Comte divided the study of society—sociology or “social physics,” as he called it—into two parts, following a distinction that he believed runs through all the sciences: social statics and social dynamics. The former seems not to have interested him especially. He maintained that in its broader aspects, at least, it was deducible from human physiology, which demands that people live in society, that they form families, and that they obey political authorities. On these grounds, he held that woman is inferior to man and bound to subservience, and that some people and races are constitutionally suited to obey and others to command.
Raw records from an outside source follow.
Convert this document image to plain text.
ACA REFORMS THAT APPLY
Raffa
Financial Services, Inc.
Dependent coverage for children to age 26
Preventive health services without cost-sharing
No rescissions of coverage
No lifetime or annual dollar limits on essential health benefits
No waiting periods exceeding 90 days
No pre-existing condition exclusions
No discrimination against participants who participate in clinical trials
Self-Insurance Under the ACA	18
However, Comte dealt with these matters only in passing. His interest was not so much in the generic traits that are found in all human societies as in the laws that govern the transition of a society from one condition to another. This is what he intended by the term “social dynamics.” His work was to be nothing less than a science of history. History, said Comte, had compiled many facts but had been unable to contribute anything of importance to understanding humankind’s condition because, like the data of meteorology, its facts needed a law to become significant. Comte thought that he had discovered that law; he called it the “law of the three stages.”